Je ne sais pas si vous pêchez, mais c’est ce que j’ai ressenti. Vous savez que le poisson a l’appât, mais vous devez attendre un peu avant de lui mettre l’hameçon. C’est ce que j’ai ressenti la première fois que je suis allé dans une banque BCCI. J’ai tout de suite su que c’était quelque chose d’énorme. Les courtiers en argent du cartel m’ont demandé d’ouvrir des comptes en dollars américains au Panama. Habituellement, dans ces cas-là, le gouvernement américain s’adresse à une grande banque et lui demande de nous aider dans nos opérations en créant un faux compte. J’étais totalement contre cela. J’avais travaillé pendant deux ans pour créer cette identité secrète. J’ai demandé qu’ils me laissent aller à la banque moi-même, sans intervention du gouvernement, comme n’importe quel autre méchant. J’ai appelé la banque à froid et j’ai simplement déclaré que j’étais intéressé par l’ouverture de quelques comptes. Nous avons fixé un rendez-vous, et en personne, je leur ai tout dit. J’ai dit, « Mes clients sont basés à Medellin. Ils ont des activités commerciales ici aux États-Unis qui créent une énorme quantité de capital. Je veux les aider à déplacer tranquillement l’argent à travers les frontières. » Ils ont tout de suite évoqué le marché noir de l’argent et ont dit qu’ils aidaient un certain nombre de clients dans ce domaine. Puis ils m’ont aidé à cacher cet argent, en me suggérant d’ouvrir un certain nombre d’entreprises génératrices d’argent pour dissimuler la piste. Je savais que c’était gros dès le départ.

Vous avez pu rencontrer Pablo Escobar en personne ?

Je n’ai jamais été dans une pièce avec Pablo Escobar. Il ne pouvait pas quitter la Colombie à l’époque, car sa plus grande crainte était l’extradition, et il était hors de question qu’il prenne le risque de venir aux États-Unis. Je m’étais porté volontaire pour aller en Colombie avec mon équipe. Nos patrons ont dit que c’était trop dangereux. J’avais été invité de nombreuses fois, et je commençais à en avoir assez de dire non. Mais je traitais avec les hommes qui traitaient directement avec lui.

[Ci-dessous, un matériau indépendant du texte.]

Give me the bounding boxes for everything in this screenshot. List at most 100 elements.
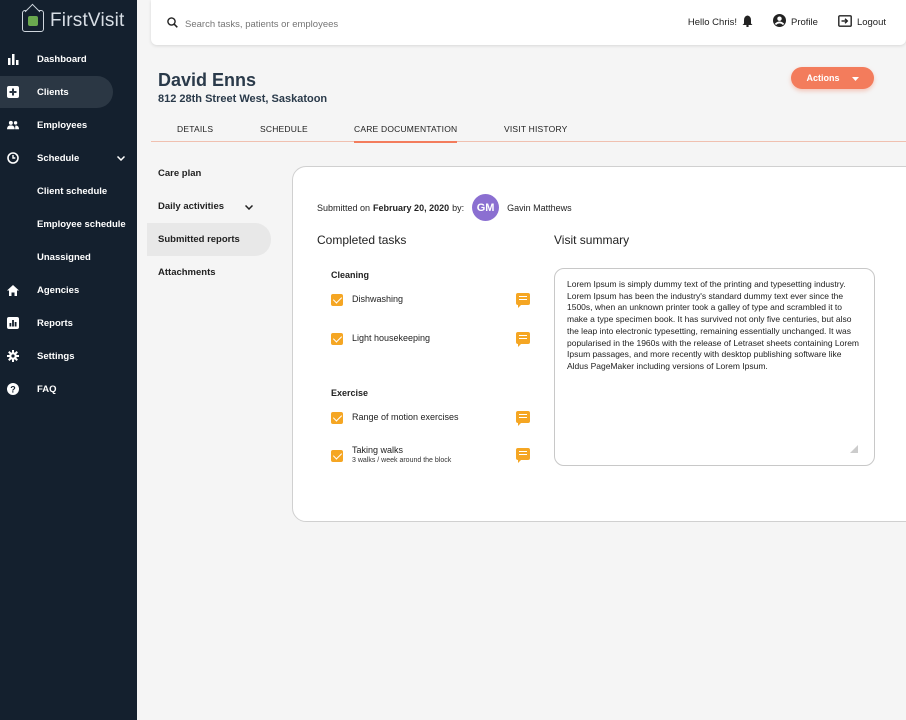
submitted-date: February 20, 2020 [373,202,450,213]
notifications[interactable]: Hello Chris! [688,15,753,30]
profile-link[interactable]: Profile [773,14,818,30]
sidebar-item-unassigned[interactable]: Unassigned [0,241,137,274]
tab-bar: DETAILS SCHEDULE CARE DOCUMENTATION VISI… [151,118,906,143]
comment-icon[interactable] [516,448,530,463]
visit-summary-textarea[interactable]: Lorem Ipsum is simply dummy text of the … [554,268,875,466]
profile-label: Profile [791,16,818,28]
task-group-label: Cleaning [331,270,370,280]
task-item[interactable]: Range of motion exercises [331,412,531,424]
tab-details[interactable]: DETAILS [177,124,213,134]
sidebar-item-dashboard[interactable]: Dashboard [0,43,137,75]
sidebar-item-reports[interactable]: Reports [0,307,137,339]
subnav-submitted-reports[interactable]: Submitted reports [147,223,271,256]
checkbox-checked-icon[interactable] [331,450,343,462]
task-group-label: Exercise [331,388,369,398]
chevron-down-icon [116,153,126,163]
checkbox-checked-icon[interactable] [331,412,343,424]
sidebar-item-employees[interactable]: Employees [0,109,137,141]
tab-visit-history[interactable]: VISIT HISTORY [504,124,568,134]
subnav-label: Attachments [158,267,216,278]
bell-icon [742,15,753,30]
subnav-daily-activities[interactable]: Daily activities [147,190,271,223]
task-label: Range of motion exercises [352,412,459,422]
sidebar-item-label: Dashboard [37,53,87,65]
subnav-care-plan[interactable]: Care plan [147,157,271,190]
search-input[interactable] [185,18,465,30]
sidebar-item-settings[interactable]: Settings [0,340,137,372]
people-icon [7,119,19,131]
submitted-line: Submitted on February 20, 2020 by: GM Ga… [317,194,572,221]
comment-icon[interactable] [516,293,530,308]
plus-square-icon [7,86,19,98]
search-icon [167,15,178,33]
checkbox-checked-icon[interactable] [331,333,343,345]
client-address: 812 28th Street West, Saskatoon [158,93,328,105]
user-controls: Hello Chris! Profile Logout [688,14,886,30]
task-item[interactable]: Taking walks 3 walks / week around the b… [331,445,531,464]
submitted-by: by: [452,202,465,213]
main-nav: Dashboard Clients Employees Schedule Cli… [0,43,137,406]
sidebar-item-label: Reports [37,317,73,329]
task-item[interactable]: Dishwashing [331,294,531,306]
sidebar-item-label: Agencies [37,284,80,296]
sidebar-item-label: Employees [37,119,88,131]
caret-down-icon [851,73,859,83]
documentation-nav: Care plan Daily activities Submitted rep… [147,157,271,289]
svg-text:?: ? [10,384,16,394]
task-note: 3 walks / week around the block [352,457,452,464]
subnav-attachments[interactable]: Attachments [147,256,271,289]
comment-icon[interactable] [516,332,530,347]
sidebar: FirstVisit Dashboard Clients Employees S… [0,0,137,720]
logo-icon [22,10,44,32]
sidebar-item-agencies[interactable]: Agencies [0,274,137,306]
app-name: FirstVisit [50,10,125,31]
avatar[interactable]: GM [472,194,500,221]
client-name: David Enns [158,70,257,90]
tab-schedule[interactable]: SCHEDULE [260,124,308,134]
sidebar-item-label: Schedule [37,152,80,164]
resize-handle-icon[interactable] [850,445,858,453]
subnav-label: Care plan [158,168,202,179]
sidebar-item-label: Employee schedule [37,219,126,230]
sidebar-item-label: Client schedule [37,186,108,197]
home-icon [7,284,19,296]
help-icon: ? [7,383,19,395]
gear-icon [7,350,19,362]
sidebar-item-schedule[interactable]: Schedule [0,142,137,174]
task-item[interactable]: Light housekeeping [331,333,531,345]
subnav-label: Daily activities [158,201,225,212]
logout-icon [838,14,852,30]
sidebar-item-label: Clients [37,86,69,98]
visit-summary-title: Visit summary [554,233,630,247]
account-icon [773,14,786,30]
sidebar-item-label: Settings [37,350,75,362]
chevron-down-icon [244,202,254,212]
task-label: Dishwashing [352,294,404,304]
sidebar-item-client-schedule[interactable]: Client schedule [0,175,137,208]
sidebar-item-label: FAQ [37,383,57,395]
checkbox-checked-icon[interactable] [331,294,343,306]
comment-icon[interactable] [516,411,530,426]
task-label: Light housekeeping [352,333,431,343]
actions-button[interactable]: Actions [791,67,874,89]
author-name: Gavin Matthews [507,202,572,213]
submitted-prefix: Submitted on [317,202,371,213]
clock-icon [7,152,19,164]
tab-care-documentation[interactable]: CARE DOCUMENTATION [354,124,458,143]
logout-label: Logout [856,16,886,28]
logout-button[interactable]: Logout [838,14,886,30]
top-bar: Hello Chris! Profile Logout [151,0,906,45]
actions-label: Actions [806,73,840,83]
task-label: Taking walks [352,445,404,455]
sidebar-item-faq[interactable]: ? FAQ [0,373,137,405]
bar-chart-icon [7,53,19,65]
report-card: Submitted on February 20, 2020 by: GM Ga… [292,166,906,522]
subnav-label: Submitted reports [158,234,240,245]
search-box[interactable] [167,15,465,33]
sidebar-item-clients[interactable]: Clients [0,76,113,108]
report-icon [7,317,19,329]
logo[interactable]: FirstVisit [22,10,124,32]
greeting-text: Hello Chris! [687,16,737,28]
sidebar-item-employee-schedule[interactable]: Employee schedule [0,208,137,241]
sidebar-item-label: Unassigned [37,252,91,263]
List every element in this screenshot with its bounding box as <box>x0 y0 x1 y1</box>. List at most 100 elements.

En infiltration, vous deviez jouer gentiment avec ses officiers. Ne vous êtes-vous jamais sentie de plus en plus proche d’eux ?

On m’a dit de faire attention aux signes du syndrome de Stockholm. Mais je n’ai jamais oublié qui j’étais et pourquoi j’étais là. Je ne suis pas un bon acteur. J’ai dit ça à Bryan Cranston, et il a ri, mais en réalité je jouais mon propre rôle quand j’étais sous couverture. Tout ce que je changeais, c’était les actes que je commettais. Je savais que la seule façon dont certains de ces gars allaient se confier à moi était que je commence à me confier à eux. Même si la plupart des choses dont je parlais étaient inventées, j’étais sincère dans mes sentiments. Mais je n’ai jamais oublié de quel côté j’étais.